New-York City

La ville qui ne dort jamais

StarSpangledBanner

Après avoir passé quelques jours à Washington, dans un cadre professionnel, je décide de m’accorder un peu de temps pour déambuler dans les rues d’une des villes les plus célèbres du monde : New-York. J’arrive tard le soir à l’aéroport JFK et je me rends en métro au bout du pont de Williamsburg où une chambre m’attend dans une auberge de jeunesse.

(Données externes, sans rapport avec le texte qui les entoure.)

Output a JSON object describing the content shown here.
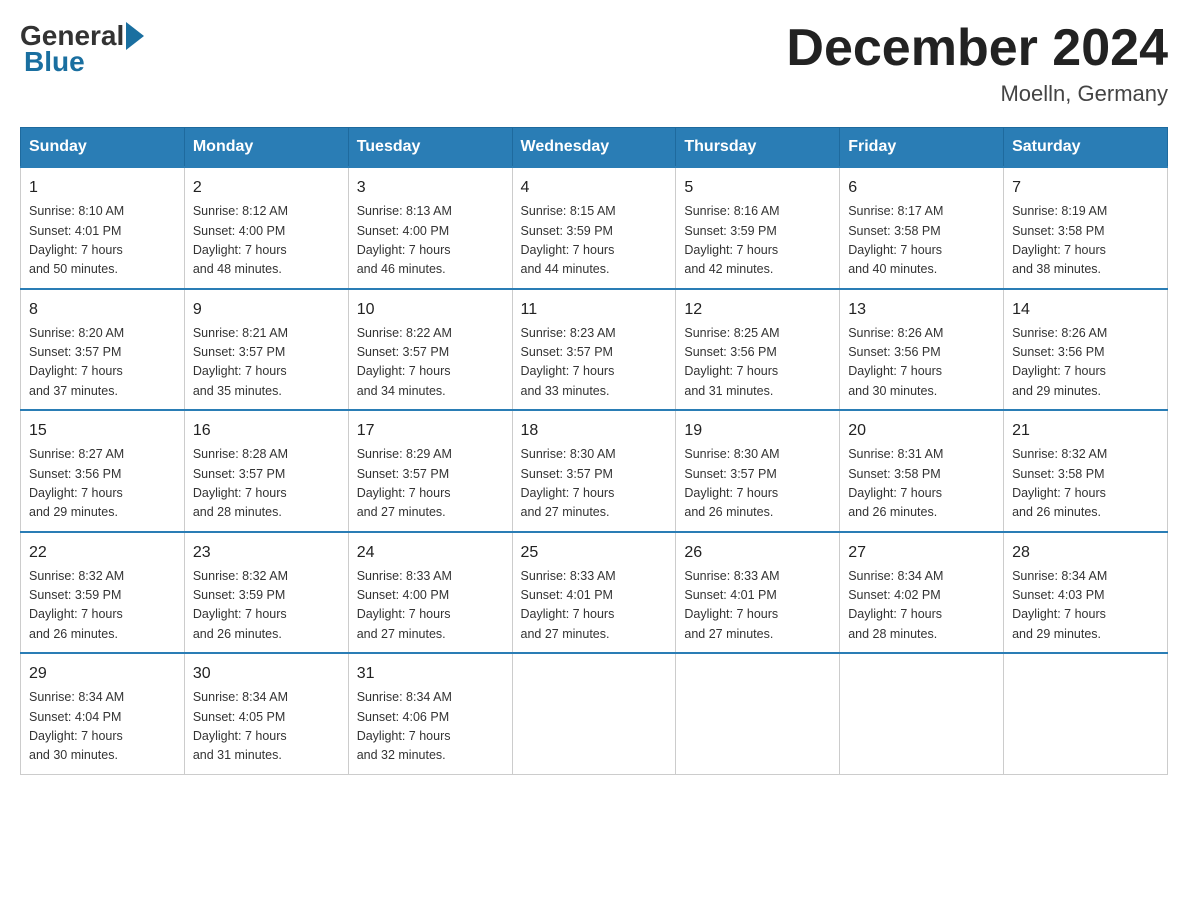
{
  "logo": {
    "general": "General",
    "blue": "Blue"
  },
  "header": {
    "title": "December 2024",
    "subtitle": "Moelln, Germany"
  },
  "weekdays": [
    "Sunday",
    "Monday",
    "Tuesday",
    "Wednesday",
    "Thursday",
    "Friday",
    "Saturday"
  ],
  "weeks": [
    [
      {
        "day": "1",
        "sunrise": "8:10 AM",
        "sunset": "4:01 PM",
        "daylight": "7 hours and 50 minutes."
      },
      {
        "day": "2",
        "sunrise": "8:12 AM",
        "sunset": "4:00 PM",
        "daylight": "7 hours and 48 minutes."
      },
      {
        "day": "3",
        "sunrise": "8:13 AM",
        "sunset": "4:00 PM",
        "daylight": "7 hours and 46 minutes."
      },
      {
        "day": "4",
        "sunrise": "8:15 AM",
        "sunset": "3:59 PM",
        "daylight": "7 hours and 44 minutes."
      },
      {
        "day": "5",
        "sunrise": "8:16 AM",
        "sunset": "3:59 PM",
        "daylight": "7 hours and 42 minutes."
      },
      {
        "day": "6",
        "sunrise": "8:17 AM",
        "sunset": "3:58 PM",
        "daylight": "7 hours and 40 minutes."
      },
      {
        "day": "7",
        "sunrise": "8:19 AM",
        "sunset": "3:58 PM",
        "daylight": "7 hours and 38 minutes."
      }
    ],
    [
      {
        "day": "8",
        "sunrise": "8:20 AM",
        "sunset": "3:57 PM",
        "daylight": "7 hours and 37 minutes."
      },
      {
        "day": "9",
        "sunrise": "8:21 AM",
        "sunset": "3:57 PM",
        "daylight": "7 hours and 35 minutes."
      },
      {
        "day": "10",
        "sunrise": "8:22 AM",
        "sunset": "3:57 PM",
        "daylight": "7 hours and 34 minutes."
      },
      {
        "day": "11",
        "sunrise": "8:23 AM",
        "sunset": "3:57 PM",
        "daylight": "7 hours and 33 minutes."
      },
      {
        "day": "12",
        "sunrise": "8:25 AM",
        "sunset": "3:56 PM",
        "daylight": "7 hours and 31 minutes."
      },
      {
        "day": "13",
        "sunrise": "8:26 AM",
        "sunset": "3:56 PM",
        "daylight": "7 hours and 30 minutes."
      },
      {
        "day": "14",
        "sunrise": "8:26 AM",
        "sunset": "3:56 PM",
        "daylight": "7 hours and 29 minutes."
      }
    ],
    [
      {
        "day": "15",
        "sunrise": "8:27 AM",
        "sunset": "3:56 PM",
        "daylight": "7 hours and 29 minutes."
      },
      {
        "day": "16",
        "sunrise": "8:28 AM",
        "sunset": "3:57 PM",
        "daylight": "7 hours and 28 minutes."
      },
      {
        "day": "17",
        "sunrise": "8:29 AM",
        "sunset": "3:57 PM",
        "daylight": "7 hours and 27 minutes."
      },
      {
        "day": "18",
        "sunrise": "8:30 AM",
        "sunset": "3:57 PM",
        "daylight": "7 hours and 27 minutes."
      },
      {
        "day": "19",
        "sunrise": "8:30 AM",
        "sunset": "3:57 PM",
        "daylight": "7 hours and 26 minutes."
      },
      {
        "day": "20",
        "sunrise": "8:31 AM",
        "sunset": "3:58 PM",
        "daylight": "7 hours and 26 minutes."
      },
      {
        "day": "21",
        "sunrise": "8:32 AM",
        "sunset": "3:58 PM",
        "daylight": "7 hours and 26 minutes."
      }
    ],
    [
      {
        "day": "22",
        "sunrise": "8:32 AM",
        "sunset": "3:59 PM",
        "daylight": "7 hours and 26 minutes."
      },
      {
        "day": "23",
        "sunrise": "8:32 AM",
        "sunset": "3:59 PM",
        "daylight": "7 hours and 26 minutes."
      },
      {
        "day": "24",
        "sunrise": "8:33 AM",
        "sunset": "4:00 PM",
        "daylight": "7 hours and 27 minutes."
      },
      {
        "day": "25",
        "sunrise": "8:33 AM",
        "sunset": "4:01 PM",
        "daylight": "7 hours and 27 minutes."
      },
      {
        "day": "26",
        "sunrise": "8:33 AM",
        "sunset": "4:01 PM",
        "daylight": "7 hours and 27 minutes."
      },
      {
        "day": "27",
        "sunrise": "8:34 AM",
        "sunset": "4:02 PM",
        "daylight": "7 hours and 28 minutes."
      },
      {
        "day": "28",
        "sunrise": "8:34 AM",
        "sunset": "4:03 PM",
        "daylight": "7 hours and 29 minutes."
      }
    ],
    [
      {
        "day": "29",
        "sunrise": "8:34 AM",
        "sunset": "4:04 PM",
        "daylight": "7 hours and 30 minutes."
      },
      {
        "day": "30",
        "sunrise": "8:34 AM",
        "sunset": "4:05 PM",
        "daylight": "7 hours and 31 minutes."
      },
      {
        "day": "31",
        "sunrise": "8:34 AM",
        "sunset": "4:06 PM",
        "daylight": "7 hours and 32 minutes."
      },
      null,
      null,
      null,
      null
    ]
  ]
}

Depuis le quai de la station de Marcy avenue, où je descends pour enfin aller me reposer, j’aperçois les lumières du pont tout proche, je n’ai jamais été si proche de Manhattan. Il fait nuit et très froid dans la ville qui ne dort jamais. Si vous êtes sensibles au bruit et que vous avez du mal à vous endormir, je ne vous conseille pas cette auberge. Le métro passe à 2m des fenêtres et il circule toute la nuit !

Samedi matin je me lève tôt pour profiter au maximum de Manhattan. Il fait vraiment très froid mais le plaisir de me tenir dans ces rues depuis longtemps rêvées me réchauffe. Je file directement au pont de Brooklyn, pour retraverser l’East River à pied cette fois.

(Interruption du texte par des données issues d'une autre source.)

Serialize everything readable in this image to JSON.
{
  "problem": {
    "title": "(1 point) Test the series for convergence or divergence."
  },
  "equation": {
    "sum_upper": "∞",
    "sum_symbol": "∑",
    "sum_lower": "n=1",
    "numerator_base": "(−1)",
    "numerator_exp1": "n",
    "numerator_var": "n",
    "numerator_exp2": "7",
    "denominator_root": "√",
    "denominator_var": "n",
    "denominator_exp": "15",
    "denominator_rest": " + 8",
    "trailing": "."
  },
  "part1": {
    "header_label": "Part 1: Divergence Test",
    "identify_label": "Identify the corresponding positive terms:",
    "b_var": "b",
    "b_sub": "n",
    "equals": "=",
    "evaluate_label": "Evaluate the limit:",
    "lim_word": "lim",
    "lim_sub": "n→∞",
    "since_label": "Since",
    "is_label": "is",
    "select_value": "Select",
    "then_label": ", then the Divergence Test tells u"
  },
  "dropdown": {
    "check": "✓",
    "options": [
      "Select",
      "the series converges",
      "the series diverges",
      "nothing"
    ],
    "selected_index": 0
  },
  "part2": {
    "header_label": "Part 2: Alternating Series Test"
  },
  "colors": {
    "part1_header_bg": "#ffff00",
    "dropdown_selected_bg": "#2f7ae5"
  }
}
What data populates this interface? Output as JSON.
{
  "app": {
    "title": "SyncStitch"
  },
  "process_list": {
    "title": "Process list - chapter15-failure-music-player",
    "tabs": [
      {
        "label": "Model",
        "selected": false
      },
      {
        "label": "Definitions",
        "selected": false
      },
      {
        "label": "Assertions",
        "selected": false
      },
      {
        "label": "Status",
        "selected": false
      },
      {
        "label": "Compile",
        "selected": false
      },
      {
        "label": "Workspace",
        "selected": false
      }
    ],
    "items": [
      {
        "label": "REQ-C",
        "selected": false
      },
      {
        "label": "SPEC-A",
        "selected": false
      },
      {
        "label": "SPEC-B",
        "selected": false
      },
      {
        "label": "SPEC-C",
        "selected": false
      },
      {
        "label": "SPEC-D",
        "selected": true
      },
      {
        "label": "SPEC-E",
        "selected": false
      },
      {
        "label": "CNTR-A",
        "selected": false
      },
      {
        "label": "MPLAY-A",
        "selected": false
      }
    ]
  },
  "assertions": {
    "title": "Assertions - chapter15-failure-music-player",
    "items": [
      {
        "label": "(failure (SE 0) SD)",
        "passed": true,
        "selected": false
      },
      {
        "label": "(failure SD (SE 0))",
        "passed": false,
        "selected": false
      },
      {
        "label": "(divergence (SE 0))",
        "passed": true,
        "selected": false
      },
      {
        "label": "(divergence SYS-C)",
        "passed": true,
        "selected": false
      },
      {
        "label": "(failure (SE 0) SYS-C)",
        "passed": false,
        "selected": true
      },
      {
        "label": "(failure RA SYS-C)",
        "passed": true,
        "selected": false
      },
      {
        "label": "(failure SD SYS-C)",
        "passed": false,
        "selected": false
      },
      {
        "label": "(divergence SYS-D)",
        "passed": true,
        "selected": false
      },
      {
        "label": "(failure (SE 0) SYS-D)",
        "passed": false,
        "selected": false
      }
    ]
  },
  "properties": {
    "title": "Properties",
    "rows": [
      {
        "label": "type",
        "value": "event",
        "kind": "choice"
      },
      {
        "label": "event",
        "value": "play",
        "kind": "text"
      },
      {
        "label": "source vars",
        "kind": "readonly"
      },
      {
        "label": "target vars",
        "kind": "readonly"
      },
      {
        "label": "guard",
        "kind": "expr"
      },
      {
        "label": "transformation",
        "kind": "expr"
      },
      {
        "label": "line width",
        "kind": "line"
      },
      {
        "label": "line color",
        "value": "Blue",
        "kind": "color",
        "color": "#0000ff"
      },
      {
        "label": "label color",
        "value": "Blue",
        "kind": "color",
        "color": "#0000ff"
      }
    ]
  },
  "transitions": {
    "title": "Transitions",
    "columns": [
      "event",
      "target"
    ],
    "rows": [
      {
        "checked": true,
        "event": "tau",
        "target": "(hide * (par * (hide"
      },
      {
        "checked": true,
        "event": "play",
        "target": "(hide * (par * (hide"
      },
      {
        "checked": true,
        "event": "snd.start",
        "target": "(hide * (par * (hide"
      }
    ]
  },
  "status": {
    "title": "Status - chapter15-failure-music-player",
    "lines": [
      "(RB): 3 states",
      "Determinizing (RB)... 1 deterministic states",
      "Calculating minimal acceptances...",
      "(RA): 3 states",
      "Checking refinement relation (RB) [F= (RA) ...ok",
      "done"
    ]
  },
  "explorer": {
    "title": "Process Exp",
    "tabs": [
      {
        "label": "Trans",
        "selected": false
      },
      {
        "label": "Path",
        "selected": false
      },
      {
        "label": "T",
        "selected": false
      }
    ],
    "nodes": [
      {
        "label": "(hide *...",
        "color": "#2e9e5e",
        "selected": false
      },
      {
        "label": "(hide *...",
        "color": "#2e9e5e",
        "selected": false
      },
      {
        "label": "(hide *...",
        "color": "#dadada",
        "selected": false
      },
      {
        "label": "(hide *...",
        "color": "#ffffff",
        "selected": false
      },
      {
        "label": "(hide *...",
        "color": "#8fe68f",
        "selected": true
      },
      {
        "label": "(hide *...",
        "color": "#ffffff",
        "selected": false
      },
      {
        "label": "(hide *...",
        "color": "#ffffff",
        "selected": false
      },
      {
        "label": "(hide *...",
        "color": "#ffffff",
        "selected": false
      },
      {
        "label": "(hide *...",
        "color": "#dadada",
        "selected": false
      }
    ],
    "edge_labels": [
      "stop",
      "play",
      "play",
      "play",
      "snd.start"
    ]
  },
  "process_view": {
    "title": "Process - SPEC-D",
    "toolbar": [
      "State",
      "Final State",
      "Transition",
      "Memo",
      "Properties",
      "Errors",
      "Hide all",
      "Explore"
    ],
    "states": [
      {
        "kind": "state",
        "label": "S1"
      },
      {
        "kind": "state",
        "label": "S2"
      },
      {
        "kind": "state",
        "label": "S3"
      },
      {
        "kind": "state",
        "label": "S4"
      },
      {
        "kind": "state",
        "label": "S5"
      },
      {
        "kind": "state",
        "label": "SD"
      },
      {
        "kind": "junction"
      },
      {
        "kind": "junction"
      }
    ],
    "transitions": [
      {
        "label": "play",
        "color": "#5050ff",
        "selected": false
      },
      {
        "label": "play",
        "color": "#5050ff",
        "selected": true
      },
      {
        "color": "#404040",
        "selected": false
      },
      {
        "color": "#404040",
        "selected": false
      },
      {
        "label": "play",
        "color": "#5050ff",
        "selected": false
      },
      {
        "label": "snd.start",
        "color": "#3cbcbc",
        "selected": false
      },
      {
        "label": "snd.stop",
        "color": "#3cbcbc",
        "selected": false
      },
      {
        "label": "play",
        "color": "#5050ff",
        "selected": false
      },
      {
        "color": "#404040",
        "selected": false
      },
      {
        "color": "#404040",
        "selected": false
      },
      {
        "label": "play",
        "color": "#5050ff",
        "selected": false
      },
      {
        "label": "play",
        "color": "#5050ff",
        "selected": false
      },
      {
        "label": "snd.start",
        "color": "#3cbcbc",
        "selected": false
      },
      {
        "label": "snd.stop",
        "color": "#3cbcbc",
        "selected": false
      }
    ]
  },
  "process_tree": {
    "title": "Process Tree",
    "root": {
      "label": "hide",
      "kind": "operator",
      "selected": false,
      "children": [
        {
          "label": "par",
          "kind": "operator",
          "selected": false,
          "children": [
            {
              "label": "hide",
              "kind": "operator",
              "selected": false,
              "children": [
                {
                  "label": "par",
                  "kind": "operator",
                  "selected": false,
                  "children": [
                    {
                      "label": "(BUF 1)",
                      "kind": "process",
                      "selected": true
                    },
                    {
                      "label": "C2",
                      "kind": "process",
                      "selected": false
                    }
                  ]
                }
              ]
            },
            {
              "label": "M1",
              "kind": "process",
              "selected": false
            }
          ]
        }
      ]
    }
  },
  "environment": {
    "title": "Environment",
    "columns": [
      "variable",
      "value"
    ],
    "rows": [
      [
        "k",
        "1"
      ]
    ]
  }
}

Pont de Brooklyn 1 Pont de Brooklyn 2

Après un passage rapide par Wall Street, je prends le bateau pour me rendre au pied de la Statue de la Liberté. L’Hudson river est agitée et le bateau et violemment pousser contre le quai à de nombreuses reprises, il faut bien s’accrocher au bastingage. Tout le monde a embarqué et nous partons enfin vers Liberty Island ou trône la fameuse statue. La traversée à bord des ferries ne dure que quelques minutes et on profite d’une très jolie vue sur la skyline (les buildings) de Manhattan. La statue grandi à mesure que le ferry se rapproche, le regard tourné vers l’Europe et la France. Très vite je pose le pied sur l’île.

NYC skyline

Elle est vraiment très grande et surtout très belle. Je fais plusieurs fois le tour de l’ancien fort qui sert maintenant de piédestal à la Liberté éclairant le monde. Mon appareil photo chauffe un peu. Malheureusement aujourd’hui il n’y aura pas de visite possible en haut de la statue.

Statue de la Liberté 1 Statue de la Liberté 2

Deuxième escale du navire : Ellis Island. La très célèbre île par laquelle les immigrés arrivaient aux Etats-Unis ; changement brutal d’ambiance. Cet endroit, où je ne ferai aucune photo, est pesant. On suit le parcours des candidats à l’immigration vers les Etats-Unis, depuis leur descente de bateau jusqu’à leur arrivée réelle sur le sol américain, ou leur retour vers leur pays d’origine si ils ne remplissent pas les critères de sélection. Je ne parlerai pas de cet endroit en détails. Je laisse ceux qui auront la possibilité d’y aller se faire leurs propres avis mais on n’en ressort pas tout à fait indemne.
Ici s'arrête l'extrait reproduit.